Leaning on a cane, you proceed down the hall, smiling at the less fortunate patients as you pass their doors. "Goodbye, Mrs. Hostetter, hope you'll be getting out soon." "Look out for that blonde nurse of yours, Mr. Freem." You wave a sentimental farewell to all the orderlies and dieticians and student nurses who have been so nice to you, trying to conceal the fervid hope that you'll never see any of their leering faces again, and descend in the elevator to the main floor and totter across the lobby to the street.

So this is that fresh air that everybody else has been breathing all this time. Look at those flowers growing right in the ground, not in a glass receptacle. Look at all those pretty girls in spike-heel pumps instead of sensible white shoes with corrugated rubber soles. Your hospital stretch is over. You're a free man now. All you need is a warden to shake your hand and give you an envelope with ten dollars.

Your apartment looks exactly as it did when you left it that fatal morning. Nothing had changed in your bedroom.
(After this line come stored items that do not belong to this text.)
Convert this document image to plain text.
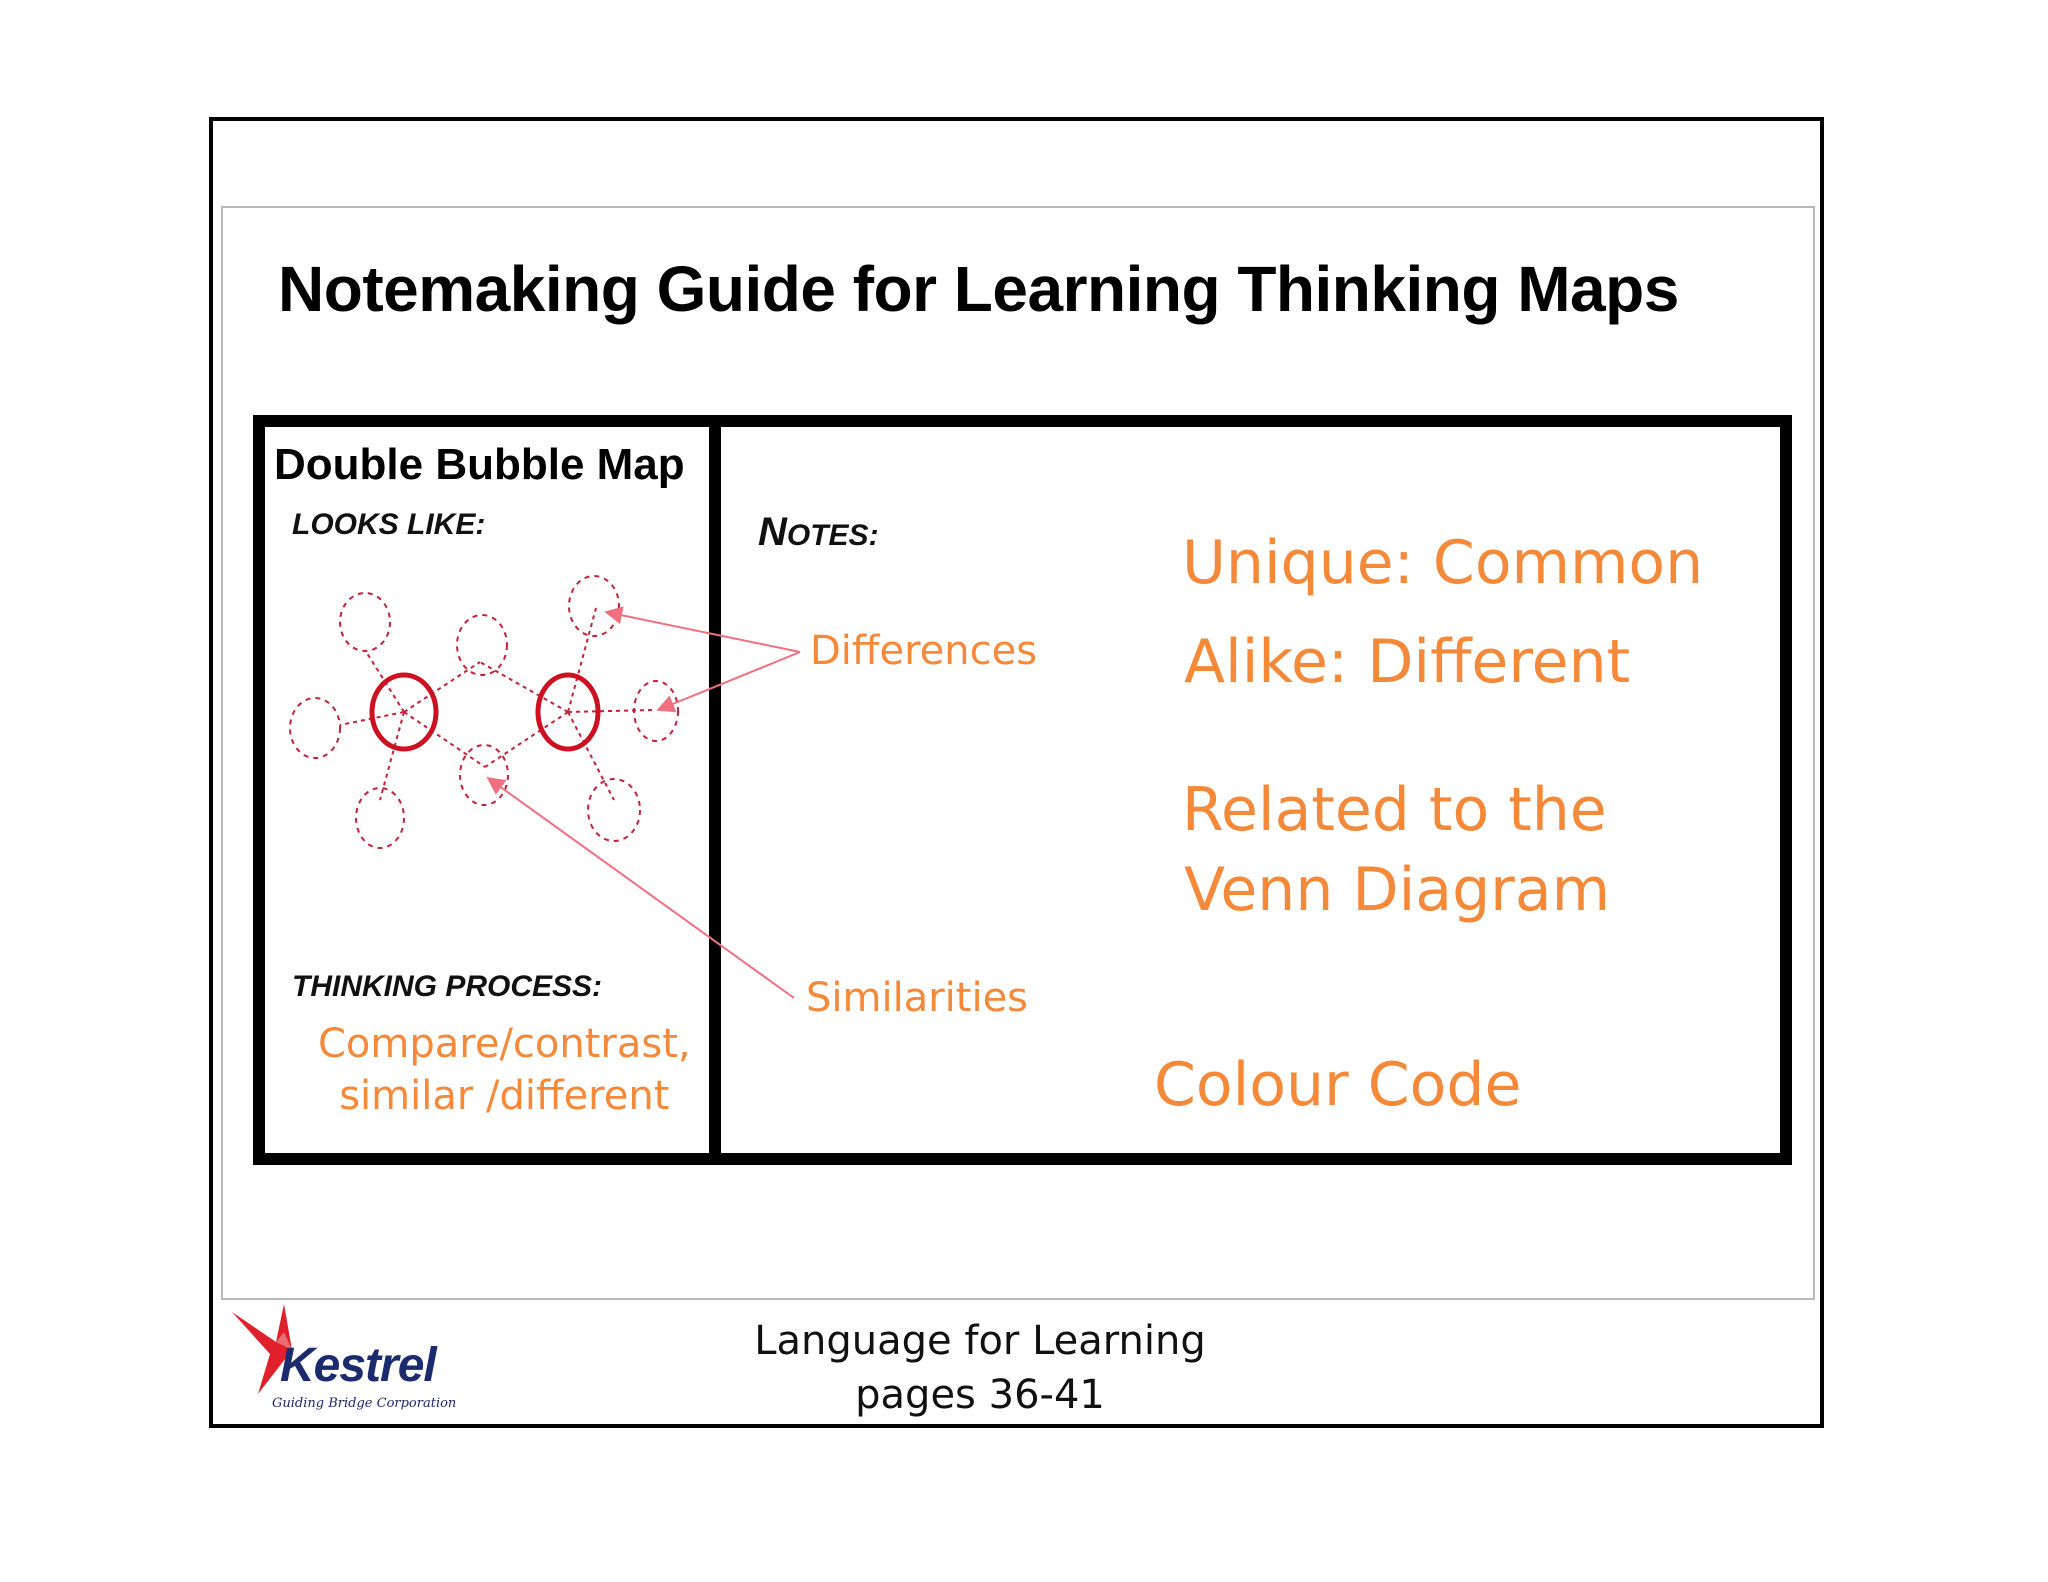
Notemaking Guide for Learning Thinking Maps
Double Bubble Map
LOOKS LIKE:
THINKING PROCESS:
NOTES:
Differences
Similarities
Compare/contrast,
similar /different
Unique: Common
Alike: Different
Related to the
Venn Diagram
Colour Code
Kestrel
Guiding Bridge Corporation
Language for Learning
pages 36-41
Your brush and comb are still on the dresser; your pajamas are still hanging on the floor of the closet; the cap is still off the toothpaste tube; the magazine you were reading is still lying open on the bedside table beside a pack of stale cigarettes. The whole thing has a musty smell, like George Washington's bedroom at Mount Vermon. The only thing missing is an attendant in a mobcap and a velvet rope across the door. Your desk is piled high with mail, but you're too tired to look at it now. A glass of fruit juice would certainly taste good, but there's no buzzer to press for Nannie. Nobody to give you a back rub, you reflect ruefully. Nobody to tuck you into bed tonight, nobody to bring your supper on a tray, nobody to wake you tomorrow morning and ask you if we had a good night's sleep and how would we like our bath?

At least, you comfort yourself, all your friends will be waiting impatiently to hear all about your hospital experience. This illusion is promptly shattered. I've been trying to tell people about my operation ever since I had it, but I can't find anybody to listen. It's getting so that everybody avoids me at parties, and acquaintances cross the street when they see me coming.

That's why I hurried over here to the hospital to see you, as soon as I heard about this operation of yours. Do you mind if I close the door of your room to make sure nobody disturbs us? I'll just sit on the edge of your bed, so you can't wiggle out from under the covers and get away. Maybe I'd better disconnect this buzzer in case you want to ring for the nurse. Now, then Let me tell you what happened to me.

-Corey Ford

Corey Ford (1902 - 1969) wrote over 30 books and more than 500 articles, many of them humorous pieces published under the pen-name John Riddell between 1926 and World War II. After World War II he became best known as an editor of Field and Stream magazine, while writing spirited books and essays like the one excerpted here.